Air fresheners, I count these as a simple pleasure/ luxury in my busy life. When I don’t have time to clean my house like crazy, I vacuum and turn on the Scentsy….now I see that I’m breathing in an amazingly scented carcinogenic chemical. Excellent. Now I’m starting to freak out again because here we are at the cleaners.
I tried the “green” cleaners before, when they first came out and they smelled like…um…I don’t even know what, but it wasn’t a pleasant smell. I specifically remember thinking to myself that I work hard all day and I work hard to clean my house so I want it to smell fresh. Back to the regular cleaners I went! Ugh. That was well over 8 years ago, I am so hoping that when I go to Walmart today they will have better options.

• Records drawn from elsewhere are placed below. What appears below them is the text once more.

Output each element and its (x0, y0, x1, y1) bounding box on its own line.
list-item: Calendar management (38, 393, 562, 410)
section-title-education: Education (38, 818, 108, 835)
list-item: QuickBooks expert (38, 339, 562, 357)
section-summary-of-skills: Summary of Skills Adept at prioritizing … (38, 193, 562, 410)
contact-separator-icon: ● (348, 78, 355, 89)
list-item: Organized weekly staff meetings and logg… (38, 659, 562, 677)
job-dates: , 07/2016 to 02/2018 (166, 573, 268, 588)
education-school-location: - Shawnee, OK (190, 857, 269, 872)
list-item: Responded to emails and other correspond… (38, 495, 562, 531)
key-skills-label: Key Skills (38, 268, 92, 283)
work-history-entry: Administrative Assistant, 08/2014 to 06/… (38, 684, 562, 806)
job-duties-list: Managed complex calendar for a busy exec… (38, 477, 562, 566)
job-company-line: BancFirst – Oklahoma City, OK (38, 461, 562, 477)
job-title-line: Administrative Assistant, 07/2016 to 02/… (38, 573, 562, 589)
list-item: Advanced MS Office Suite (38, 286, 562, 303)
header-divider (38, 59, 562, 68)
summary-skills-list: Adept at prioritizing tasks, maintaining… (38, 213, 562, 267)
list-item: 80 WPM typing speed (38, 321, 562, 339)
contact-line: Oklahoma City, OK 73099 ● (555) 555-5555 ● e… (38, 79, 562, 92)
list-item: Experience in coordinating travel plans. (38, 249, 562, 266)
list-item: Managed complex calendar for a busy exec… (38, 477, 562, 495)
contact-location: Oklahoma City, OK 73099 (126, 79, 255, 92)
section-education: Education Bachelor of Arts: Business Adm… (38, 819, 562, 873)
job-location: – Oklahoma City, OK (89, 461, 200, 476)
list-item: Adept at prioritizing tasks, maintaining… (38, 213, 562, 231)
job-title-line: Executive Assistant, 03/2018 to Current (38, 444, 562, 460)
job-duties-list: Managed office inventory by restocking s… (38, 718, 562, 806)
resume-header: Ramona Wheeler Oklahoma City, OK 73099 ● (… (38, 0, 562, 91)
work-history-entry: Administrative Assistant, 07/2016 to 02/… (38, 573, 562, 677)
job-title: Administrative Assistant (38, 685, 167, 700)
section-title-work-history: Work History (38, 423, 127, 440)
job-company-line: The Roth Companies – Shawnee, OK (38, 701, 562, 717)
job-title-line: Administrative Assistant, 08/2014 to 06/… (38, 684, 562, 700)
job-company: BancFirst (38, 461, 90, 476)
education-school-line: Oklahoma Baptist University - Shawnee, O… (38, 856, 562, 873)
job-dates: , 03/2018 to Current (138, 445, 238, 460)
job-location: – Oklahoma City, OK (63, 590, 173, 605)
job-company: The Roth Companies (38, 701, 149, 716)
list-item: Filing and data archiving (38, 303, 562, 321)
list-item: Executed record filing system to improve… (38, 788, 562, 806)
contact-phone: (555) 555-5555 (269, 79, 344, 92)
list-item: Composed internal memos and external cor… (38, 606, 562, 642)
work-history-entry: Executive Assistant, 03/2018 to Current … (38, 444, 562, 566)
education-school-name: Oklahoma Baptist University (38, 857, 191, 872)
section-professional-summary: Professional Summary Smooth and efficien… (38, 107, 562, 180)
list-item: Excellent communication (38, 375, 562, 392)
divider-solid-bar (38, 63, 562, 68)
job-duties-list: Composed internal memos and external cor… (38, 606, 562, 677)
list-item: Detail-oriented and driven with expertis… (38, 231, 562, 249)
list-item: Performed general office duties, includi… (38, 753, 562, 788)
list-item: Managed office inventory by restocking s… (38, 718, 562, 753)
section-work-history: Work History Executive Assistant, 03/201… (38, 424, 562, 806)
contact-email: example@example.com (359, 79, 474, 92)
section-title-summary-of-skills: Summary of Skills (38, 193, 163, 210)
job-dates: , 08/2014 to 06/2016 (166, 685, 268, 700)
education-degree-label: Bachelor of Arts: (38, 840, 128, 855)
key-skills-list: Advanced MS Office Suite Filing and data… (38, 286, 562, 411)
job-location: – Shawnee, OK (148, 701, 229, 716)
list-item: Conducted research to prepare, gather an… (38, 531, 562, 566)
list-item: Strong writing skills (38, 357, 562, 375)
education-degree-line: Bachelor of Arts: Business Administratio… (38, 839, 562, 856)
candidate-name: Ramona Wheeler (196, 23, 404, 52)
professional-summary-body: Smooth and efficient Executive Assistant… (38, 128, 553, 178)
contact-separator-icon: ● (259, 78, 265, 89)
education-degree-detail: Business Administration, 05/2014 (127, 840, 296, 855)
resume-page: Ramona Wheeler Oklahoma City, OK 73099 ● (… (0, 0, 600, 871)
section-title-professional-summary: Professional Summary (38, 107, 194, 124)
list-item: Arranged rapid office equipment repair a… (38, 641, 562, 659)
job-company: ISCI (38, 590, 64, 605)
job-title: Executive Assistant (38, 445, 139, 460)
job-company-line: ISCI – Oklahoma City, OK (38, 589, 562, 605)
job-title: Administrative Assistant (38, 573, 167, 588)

And do I wear makeup to Walmart? Yikes! This is what most freaks me out, personally and on a totally vain level. The stuff I’ve been putting on my skin religiously for several (I don’t want to age myself here) years has carcinogens in them? Is there even a makeup that doesn’t? I am so confused by all of this. Why is everyone not up-in-arms about all of this?!

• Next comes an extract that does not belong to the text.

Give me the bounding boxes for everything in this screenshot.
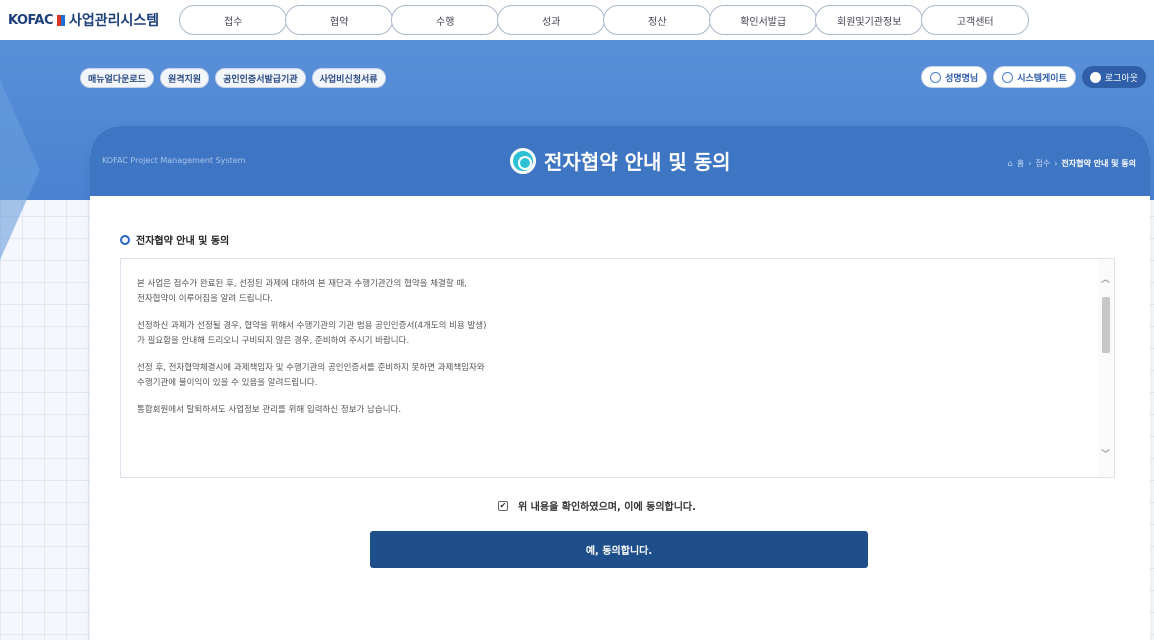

I’m not going to lie. My husband and I have mocked people for spending more than double the price of ordinary food for “organic”. I have a feeling that I’m about to regret that when I look at the “green” items’ prices. I am just floored that these every day things are so harmful. I have a girlfriend who has two boys about my boys’ age. She is finishing her second bout with cancer in her short life. This time requiring a double mastectomy and a long treatment of chemotherapy. I know first hand that cancer doesn’t discriminate on age. The 16-year old me that made the poor decision to smoke cigarettes never imagined the 28-year old me that would have an amazing family and career to live for. I felt invincible then, I feel vulnerable now. Vulnerable to succumb to all of these things I’ve done my whole life that I never knew were harmful to me or my family in addition to the ones I did know where harmful but was “too cool to care”. Because cancer doesn’t discriminate, I definitely don’t want to put my family in any danger or higher-risk because of every-day items at home.

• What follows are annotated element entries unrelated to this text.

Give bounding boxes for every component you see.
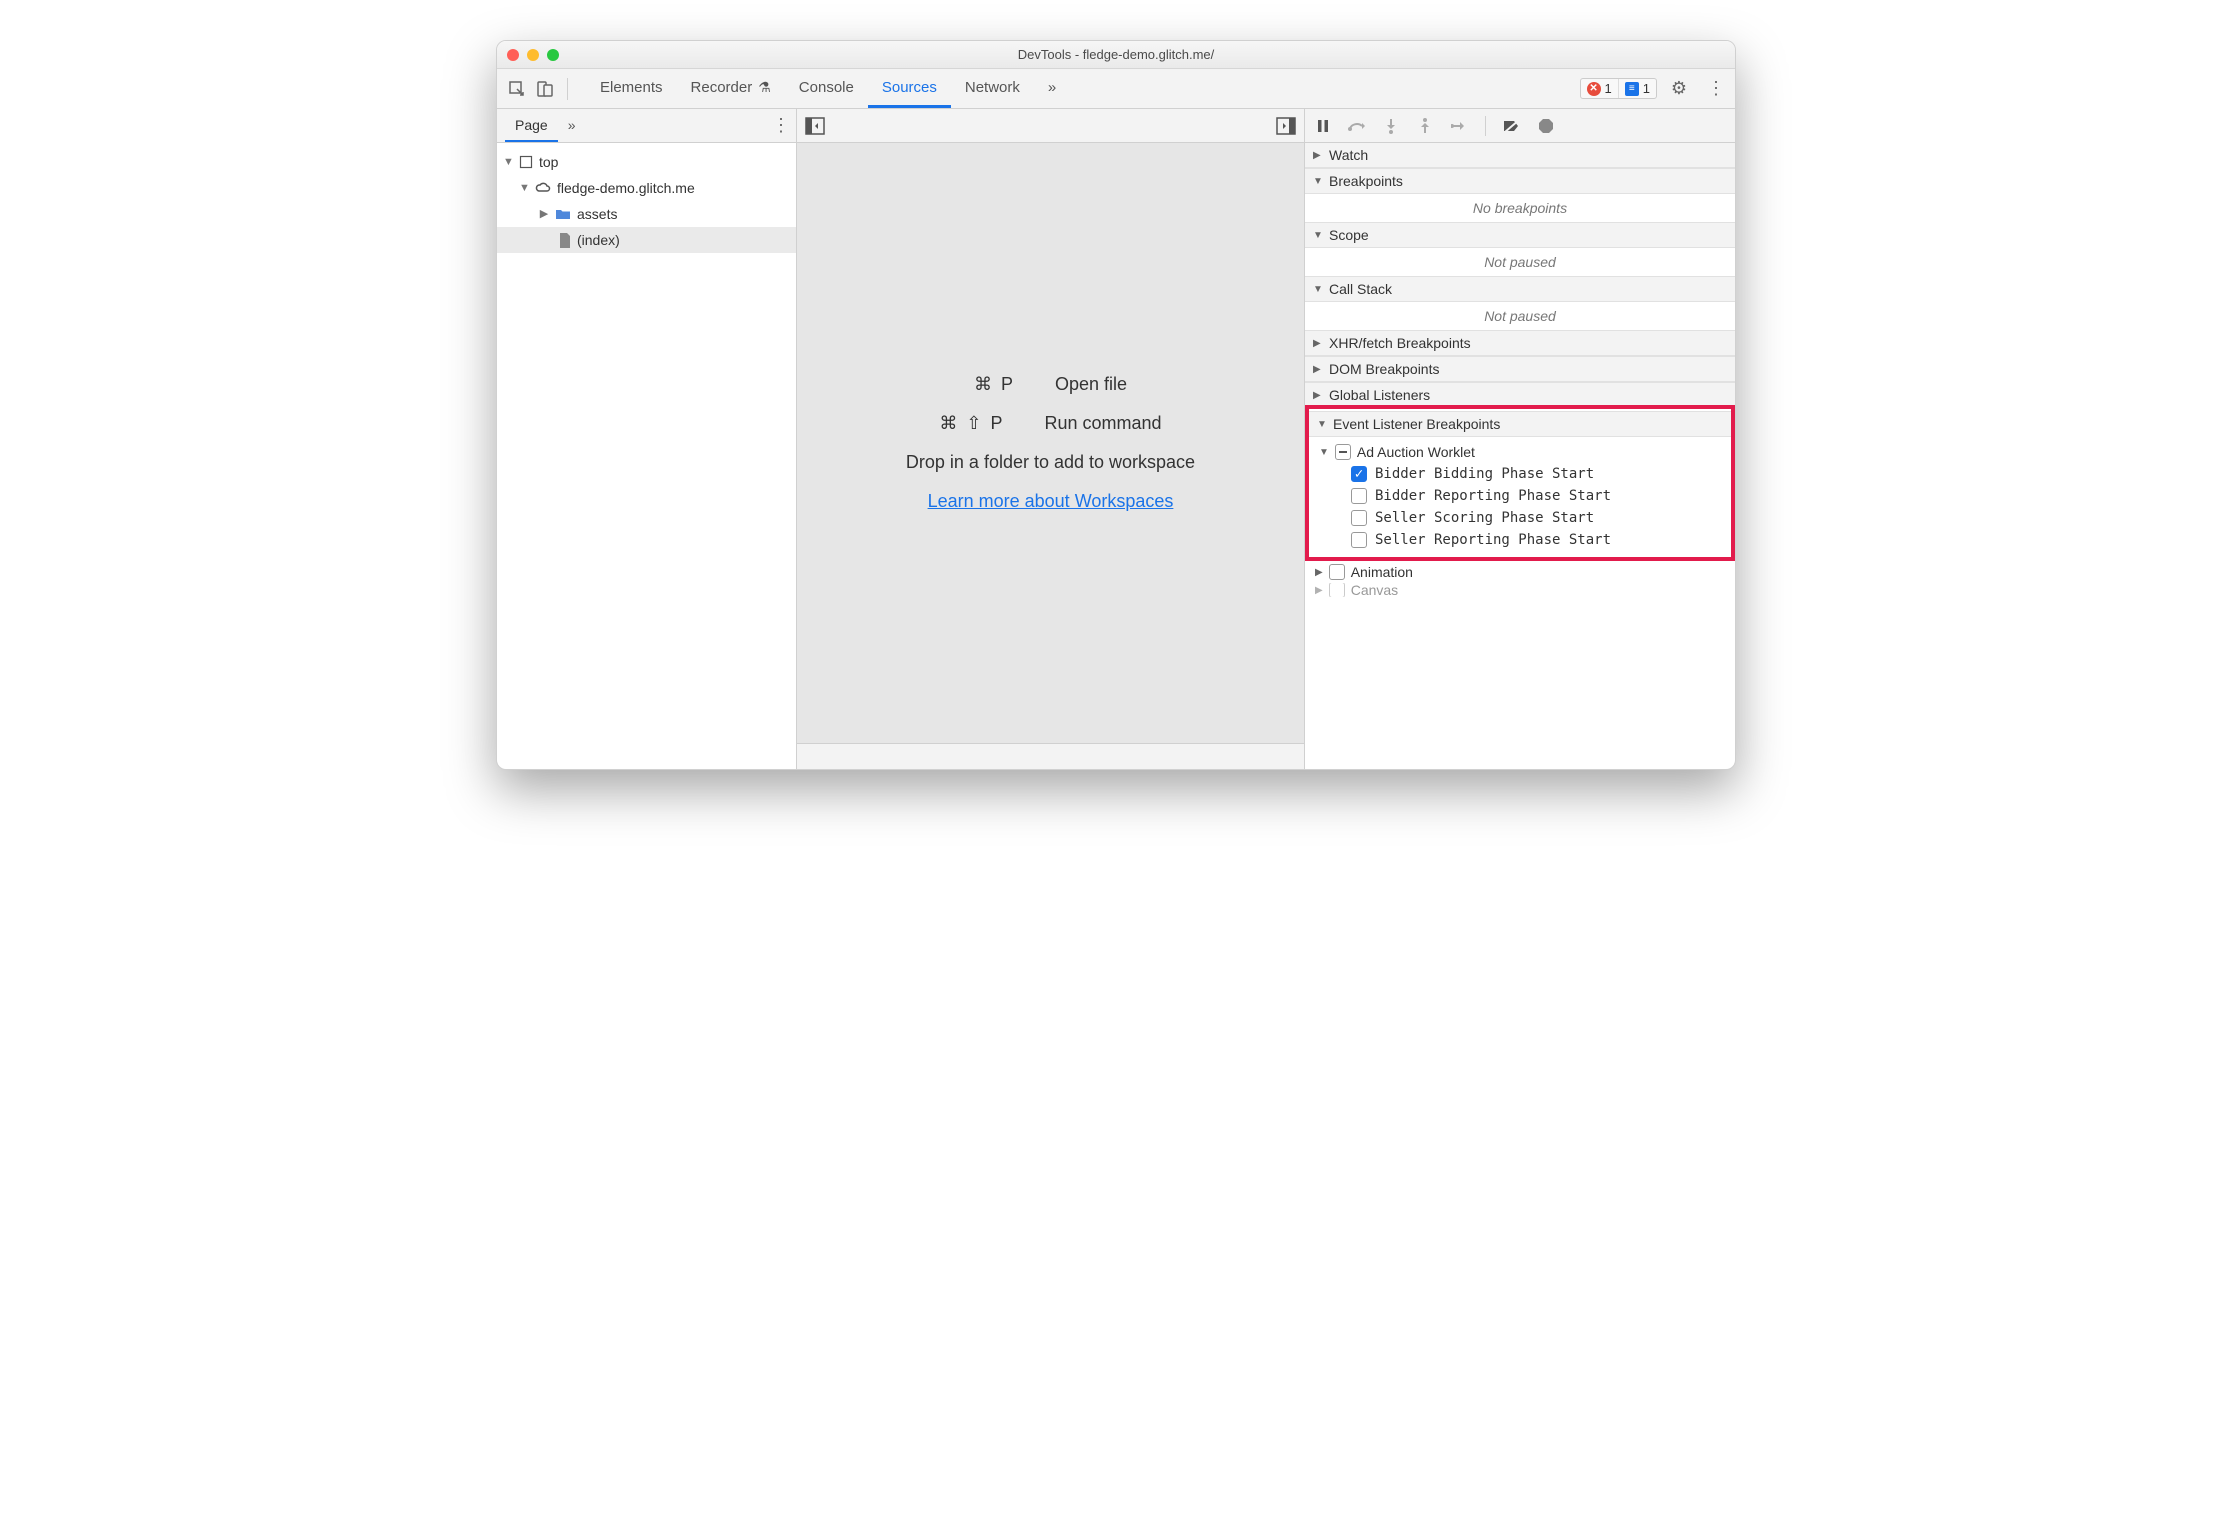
- checkbox-unchecked[interactable]: [1329, 564, 1345, 580]
- tab-sources[interactable]: Sources: [868, 69, 951, 108]
- document-icon: [559, 233, 571, 248]
- tab-recorder[interactable]: Recorder⚗: [677, 69, 785, 108]
- highlighted-section: ▼Event Listener Breakpoints ▼ Ad Auction…: [1305, 405, 1735, 561]
- chevron-right-icon: ▶: [1313, 364, 1323, 375]
- section-callstack[interactable]: ▼Call Stack: [1305, 276, 1735, 302]
- checkbox-unchecked[interactable]: [1351, 488, 1367, 504]
- elb-item-bidder-reporting[interactable]: Bidder Reporting Phase Start: [1309, 485, 1731, 507]
- elb-item-bidder-bidding[interactable]: ✓ Bidder Bidding Phase Start: [1309, 463, 1731, 485]
- step-icon[interactable]: [1447, 114, 1471, 138]
- breakpoints-empty: No breakpoints: [1305, 194, 1735, 222]
- elb-group-canvas[interactable]: ▶ Canvas: [1305, 583, 1735, 597]
- navigator-more-icon[interactable]: ⋮: [772, 115, 788, 136]
- console-status[interactable]: ✕ 1 ≡ 1: [1580, 78, 1657, 99]
- run-command-shortcut: ⌘ ⇧ P: [939, 413, 1004, 434]
- pause-exceptions-icon[interactable]: [1534, 114, 1558, 138]
- chevron-down-icon: ▼: [503, 151, 513, 173]
- chevron-right-icon: ▶: [1313, 338, 1323, 349]
- debugger-controls: [1305, 109, 1735, 143]
- file-tree: ▼ top ▼ fledge-demo.glitch.me ▶ assets (…: [497, 143, 796, 259]
- tab-network[interactable]: Network: [951, 69, 1034, 108]
- chevron-right-icon: ▶: [539, 203, 549, 225]
- chevron-down-icon: ▼: [1319, 447, 1329, 458]
- tab-elements[interactable]: Elements: [586, 69, 677, 108]
- section-global[interactable]: ▶Global Listeners: [1305, 382, 1735, 407]
- section-event-listener-breakpoints[interactable]: ▼Event Listener Breakpoints: [1309, 411, 1731, 437]
- pause-icon[interactable]: [1311, 114, 1335, 138]
- editor-placeholder: ⌘ P Open file ⌘ ⇧ P Run command Drop in …: [797, 143, 1304, 743]
- step-out-icon[interactable]: [1413, 114, 1437, 138]
- elb-group-ad-auction[interactable]: ▼ Ad Auction Worklet: [1309, 441, 1731, 463]
- editor-statusbar: [797, 743, 1304, 769]
- chevron-down-icon: ▼: [1313, 230, 1323, 241]
- folder-icon: [555, 208, 571, 220]
- chevron-right-icon: ▶: [1315, 567, 1323, 578]
- section-watch[interactable]: ▶Watch: [1305, 143, 1735, 168]
- elb-item-seller-scoring[interactable]: Seller Scoring Phase Start: [1309, 507, 1731, 529]
- section-breakpoints[interactable]: ▼Breakpoints: [1305, 168, 1735, 194]
- subtab-page[interactable]: Page: [505, 109, 558, 142]
- main-toolbar: Elements Recorder⚗ Console Sources Netwo…: [497, 69, 1735, 109]
- errors-badge[interactable]: ✕ 1: [1581, 79, 1618, 98]
- learn-workspaces-link[interactable]: Learn more about Workspaces: [928, 491, 1174, 512]
- tree-file-index[interactable]: (index): [497, 227, 796, 253]
- tree-folder[interactable]: ▶ assets: [497, 201, 796, 227]
- error-icon: ✕: [1587, 82, 1601, 96]
- chevron-right-icon: ▶: [1315, 585, 1323, 596]
- elb-group-animation[interactable]: ▶ Animation: [1305, 561, 1735, 583]
- checkbox-unchecked[interactable]: [1351, 510, 1367, 526]
- editor-pane: ⌘ P Open file ⌘ ⇧ P Run command Drop in …: [797, 109, 1305, 769]
- debugger-pane: ▶Watch ▼Breakpoints No breakpoints ▼Scop…: [1305, 109, 1735, 769]
- navigator-pane: Page » ⋮ ▼ top ▼ fledge-demo.glitch.me ▶: [497, 109, 797, 769]
- device-toggle-icon[interactable]: [531, 75, 559, 103]
- chevron-right-icon: ▶: [1313, 150, 1323, 161]
- messages-badge[interactable]: ≡ 1: [1618, 79, 1656, 98]
- tree-origin[interactable]: ▼ fledge-demo.glitch.me: [497, 175, 796, 201]
- run-command-label: Run command: [1045, 413, 1162, 434]
- message-icon: ≡: [1625, 82, 1639, 96]
- navigator-tabs: Page » ⋮: [497, 109, 796, 143]
- toggle-navigator-icon[interactable]: [805, 117, 825, 135]
- checkbox-unchecked[interactable]: [1351, 532, 1367, 548]
- toggle-debugger-icon[interactable]: [1276, 117, 1296, 135]
- checkbox-checked[interactable]: ✓: [1351, 466, 1367, 482]
- devtools-window: DevTools - fledge-demo.glitch.me/ Elemen…: [496, 40, 1736, 770]
- tabs-overflow[interactable]: »: [1034, 69, 1070, 108]
- chevron-right-icon: ▶: [1313, 390, 1323, 401]
- checkbox-indeterminate[interactable]: [1335, 444, 1351, 460]
- callstack-empty: Not paused: [1305, 302, 1735, 330]
- deactivate-breakpoints-icon[interactable]: [1500, 114, 1524, 138]
- chevron-down-icon: ▼: [1313, 176, 1323, 187]
- section-dom[interactable]: ▶DOM Breakpoints: [1305, 356, 1735, 382]
- section-scope[interactable]: ▼Scope: [1305, 222, 1735, 248]
- step-into-icon[interactable]: [1379, 114, 1403, 138]
- frame-icon: [519, 155, 533, 169]
- tree-top[interactable]: ▼ top: [497, 149, 796, 175]
- scope-empty: Not paused: [1305, 248, 1735, 276]
- checkbox-unchecked[interactable]: [1329, 583, 1345, 597]
- chevron-down-icon: ▼: [1317, 419, 1327, 430]
- inspect-icon[interactable]: [503, 75, 531, 103]
- elb-item-seller-reporting[interactable]: Seller Reporting Phase Start: [1309, 529, 1731, 551]
- chevron-down-icon: ▼: [1313, 284, 1323, 295]
- editor-tabbar: [797, 109, 1304, 143]
- cloud-icon: [535, 182, 551, 194]
- panel-tabs: Elements Recorder⚗ Console Sources Netwo…: [586, 69, 1070, 108]
- step-over-icon[interactable]: [1345, 114, 1369, 138]
- open-file-shortcut: ⌘ P: [974, 374, 1015, 395]
- chevron-down-icon: ▼: [519, 177, 529, 199]
- titlebar: DevTools - fledge-demo.glitch.me/: [497, 41, 1735, 69]
- drop-folder-text: Drop in a folder to add to workspace: [906, 452, 1195, 473]
- open-file-label: Open file: [1055, 374, 1127, 395]
- section-xhr[interactable]: ▶XHR/fetch Breakpoints: [1305, 330, 1735, 356]
- window-title: DevTools - fledge-demo.glitch.me/: [497, 47, 1735, 62]
- settings-icon[interactable]: ⚙: [1665, 75, 1693, 103]
- elb-list: ▼ Ad Auction Worklet ✓ Bidder Bidding Ph…: [1309, 437, 1731, 555]
- tab-console[interactable]: Console: [785, 69, 868, 108]
- subtab-overflow[interactable]: »: [558, 109, 586, 142]
- more-icon[interactable]: ⋮: [1701, 75, 1729, 103]
- flask-icon: ⚗: [758, 79, 771, 96]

Today, I will start by purchasing “green” cleaners and a stainless steel cooking pan or two. (I’m really kicking myself for literally throwing away an entire set of stainless steel pans because they were difficult to clean prior to moving back to Texas.) I will also package up my newly bought Scentsy packs to put into gift baskets for people. That’s the trick though, so… “Here you go! Have my wonderfully scented cancer chemical blocks!” Yikes. I might re-think re-gifting those bad boys. Dang. But they smell soooo good.
I will also look into alternatives for hand soaps, makeup and the medicine cabinet and hope that the prices don’t give me a coronary. And of course, I am sharing this information with you. Do with it what you will. Here I thought I was on my “A-game” and I didn’t even know this stuff.